Testing + throttling

  • TESTING_MODE (default false) — enable ingest throttling for local dev.
  • TESTING_THROTTLE_MS (default 200) — minimum spacing between emitted prints.

Testing mode (throttles ingest to reduce CPU):

  • TESTING_MODE=true enables throttling
  • TESTING_THROTTLE_MS=200 minimum spacing between emitted prints (per ingest service)

IBKR adapter (options, via Python ib_insync):

  • Install Python deps: python3 -m pip install -r services/ingest-options/py/requirements.txt
  • Set OPTIONS_INGEST_ADAPTER=ibkr and configure:
    • IBKR_HOST, IBKR_PORT, IBKR_CLIENT_ID
    • IBKR_SYMBOL, IBKR_EXPIRY (YYYYMMDD), IBKR_STRIKE, IBKR_RIGHT
    • Optional: IBKR_EXCHANGE (default SMART), IBKR_CURRENCY (default USD), IBKR_PYTHON_BIN

Alpaca adapter (options, dev-only bridge):

  • Set OPTIONS_INGEST_ADAPTER=alpaca and configure:
    • ALPACA_KEY_ID, ALPACA_SECRET_KEY
    • ALPACA_UNDERLYINGS (comma-separated, default SPY,NVDA,AAPL)
    • Optional: ALPACA_FEED (indicative default, opra with subscription)
    • Optional: ALPACA_MAX_QUOTES (default 200), ALPACA_REST_URL, ALPACA_WS_BASE_URL
    • Optional selection tuning: ALPACA_STRIKES_PER_SIDE (default 8), ALPACA_MAX_DTE_DAYS (default 30), ALPACA_MONEYNESS_PCT (default 0.06), ALPACA_MONEYNESS_FALLBACK_PCT (default 0.10)

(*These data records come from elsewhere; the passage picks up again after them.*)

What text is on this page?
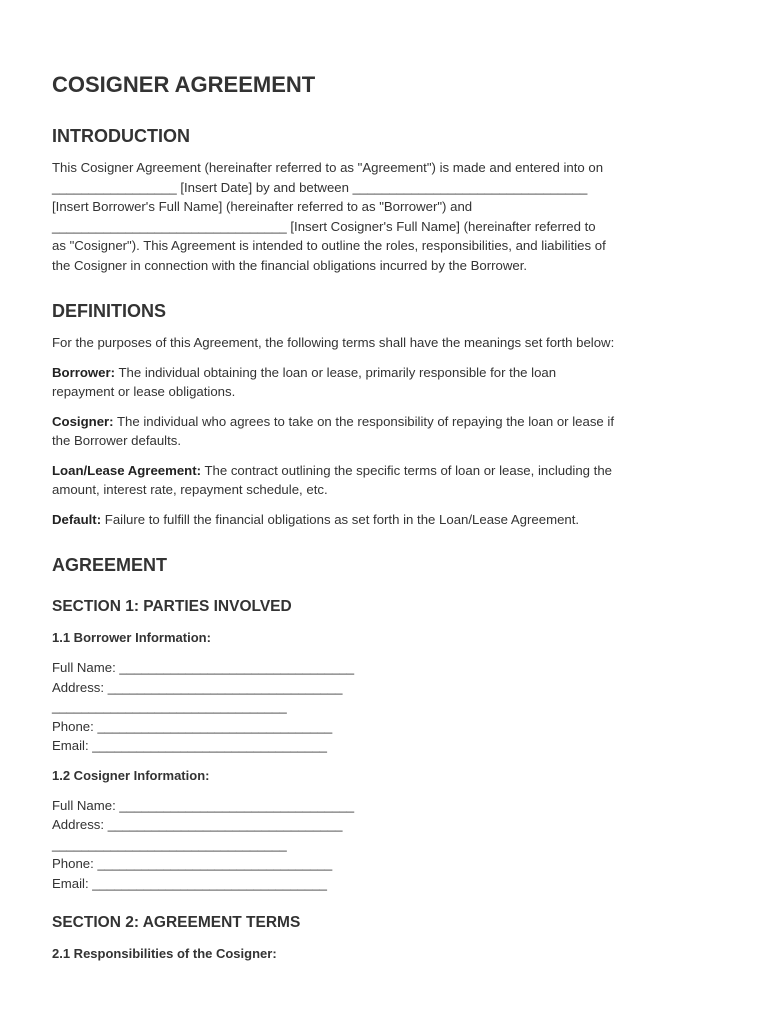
COSIGNER AGREEMENT
INTRODUCTION

This Cosigner Agreement (hereinafter referred to as "Agreement") is made and entered into on

_________________ [Insert Date] by and between ________________________________

[Insert Borrower's Full Name] (hereinafter referred to as "Borrower") and

________________________________ [Insert Cosigner's Full Name] (hereinafter referred to

as "Cosigner"). This Agreement is intended to outline the roles, responsibilities, and liabilities of

the Cosigner in connection with the financial obligations incurred by the Borrower.

DEFINITIONS

For the purposes of this Agreement, the following terms shall have the meanings set forth below:

Borrower: The individual obtaining the loan or lease, primarily responsible for the loan

repayment or lease obligations.

Cosigner: The individual who agrees to take on the responsibility of repaying the loan or lease if

the Borrower defaults.

Loan/Lease Agreement: The contract outlining the specific terms of loan or lease, including the

amount, interest rate, repayment schedule, etc.

Default: Failure to fulfill the financial obligations as set forth in the Loan/Lease Agreement.

AGREEMENT
SECTION 1: PARTIES INVOLVED
1.1 Borrower Information:

Full Name: ________________________________

Address: ________________________________

________________________________

Phone: ________________________________

Email: ________________________________

1.2 Cosigner Information:

Full Name: ________________________________

Address: ________________________________

________________________________

Phone: ________________________________

Email: ________________________________

SECTION 2: AGREEMENT TERMS
2.1 Responsibilities of the Cosigner:
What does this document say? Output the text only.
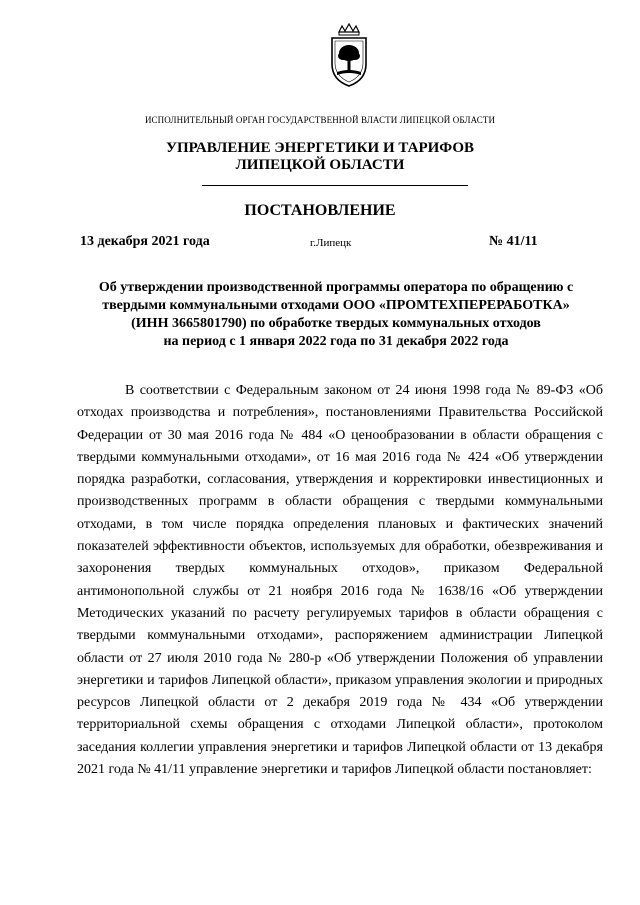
ИСПОЛНИТЕЛЬНЫЙ ОРГАН ГОСУДАРСТВЕННОЙ ВЛАСТИ ЛИПЕЦКОЙ ОБЛАСТИ
УПРАВЛЕНИЕ ЭНЕРГЕТИКИ И ТАРИФОВ
ЛИПЕЦКОЙ ОБЛАСТИ
ПОСТАНОВЛЕНИЕ
13 декабря 2021 года	г.Липецк	№ 41/11
Об утверждении производственной программы оператора по обращению с
твердыми коммунальными отходами ООО «ПРОМТЕХПЕРЕРАБОТКА»
(ИНН 3665801790) по обработке твердых коммунальных отходов
на период с 1 января 2022 года по 31 декабря 2022 года

В соответствии с Федеральным законом от 24 июня 1998 года № 89-ФЗ «Об отходах производства и потребления», постановлениями Правительства Российской Федерации от 30 мая 2016 года № 484 «О ценообразовании в области обращения с твердыми коммунальными отходами», от 16 мая 2016 года № 424 «Об утверждении порядка разработки, согласования, утверждения и корректировки инвестиционных и производственных программ в области обращения с твердыми коммунальными отходами, в том числе порядка определения плановых и фактических значений показателей эффективности объектов, используемых для обработки, обезвреживания и захоронения твердых коммунальных отходов», приказом Федеральной антимонопольной службы от 21 ноября 2016 года № 1638/16 «Об утверждении Методических указаний по расчету регулируемых тарифов в области обращения с твердыми коммунальными отходами», распоряжением администрации Липецкой области от 27 июля 2010 года № 280-р «Об утверждении Положения об управлении энергетики и тарифов Липецкой области», приказом управления экологии и природных ресурсов Липецкой области от 2 декабря 2019 года № 434 «Об утверждении территориальной схемы обращения с отходами Липецкой области», протоколом заседания коллегии управления энергетики и тарифов Липецкой области от 13 декабря 2021 года № 41/11 управление энергетики и тарифов Липецкой области постановляет:
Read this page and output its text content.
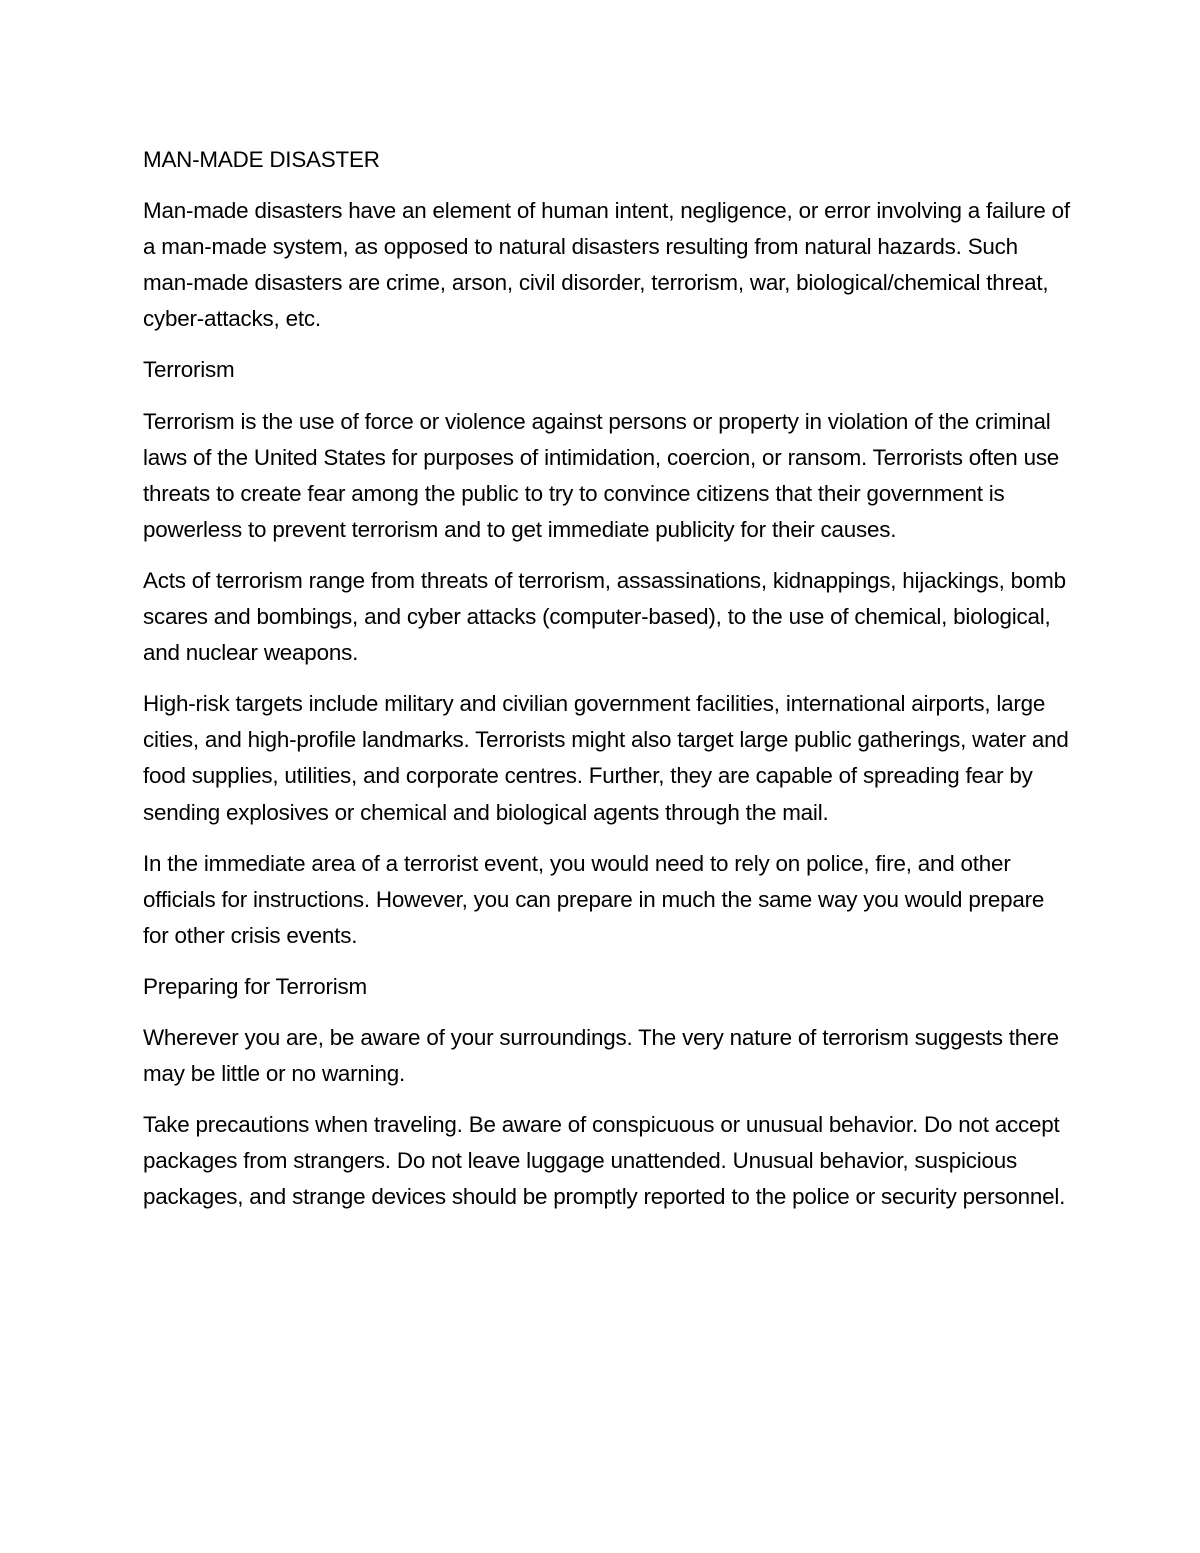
MAN-MADE DISASTER

Man-made disasters have an element of human intent, negligence, or error involving a failure of a man-made system, as opposed to natural disasters resulting from natural hazards. Such man-made disasters are crime, arson, civil disorder, terrorism, war, biological/chemical threat, cyber-attacks, etc.

Terrorism

Terrorism is the use of force or violence against persons or property in violation of the criminal laws of the United States for purposes of intimidation, coercion, or ransom. Terrorists often use threats to create fear among the public to try to convince citizens that their government is powerless to prevent terrorism and to get immediate publicity for their causes.

Acts of terrorism range from threats of terrorism, assassinations, kidnappings, hijackings, bomb scares and bombings, and cyber attacks (computer-based), to the use of chemical, biological, and nuclear weapons.

High-risk targets include military and civilian government facilities, international airports, large cities, and high-profile landmarks. Terrorists might also target large public gatherings, water and food supplies, utilities, and corporate centres. Further, they are capable of spreading fear by sending explosives or chemical and biological agents through the mail.

In the immediate area of a terrorist event, you would need to rely on police, fire, and other officials for instructions. However, you can prepare in much the same way you would prepare for other crisis events.

Preparing for Terrorism

Wherever you are, be aware of your surroundings. The very nature of terrorism suggests there may be little or no warning.

Take precautions when traveling. Be aware of conspicuous or unusual behavior. Do not accept packages from strangers. Do not leave luggage unattended. Unusual behavior, suspicious packages, and strange devices should be promptly reported to the police or security personnel.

Alpaca selection policy (dev-only, deterministic):

  • Pick nearest weekly and nearest monthly expiries within 30 DTE (fallback to earliest expiries if missing)
  • For each expiry, select 8 strikes per side closest to ATM within ±6% (fallback to ±10% if needed)
  • Subscriptions are built once at startup to keep the stream bounded and repeatable

Databento historical replay adapter (options, via Python databento):

  • Install Python deps: python3 -m pip install -r services/ingest-options/py/requirements.txt
  • Set OPTIONS_INGEST_ADAPTER=databento and configure:
    • DATABENTO_API_KEY, DATABENTO_START (ISO date/time)
    • Optional: DATABENTO_END, DATABENTO_DATASET (default OPRA.PILLAR), DATABENTO_SCHEMA (default trades)
    • Optional: DATABENTO_SYMBOLS (ALL or comma list), DATABENTO_STYPE_IN/DATABENTO_STYPE_OUT (default raw_symbol)
    • Optional: DATABENTO_LIMIT (record cap), DATABENTO_PRICE_SCALE (divide raw price), DATABENTO_PYTHON_BIN
  • This adapter replays historical data only; live capture will be added later.

Run tests:

  • bun test

Status

Active build for personal, non-delayed analytical use. Multi-user access and redistribution are intentionally out of scope.

Non-Goals

  • No black-box AI predictions
  • No profit guarantees
  • No real-time data redistribution
  • No guessing at intent without evidence

License / Usage

For research and personal analytical use.
Market data usage is subject to the terms of the data providers.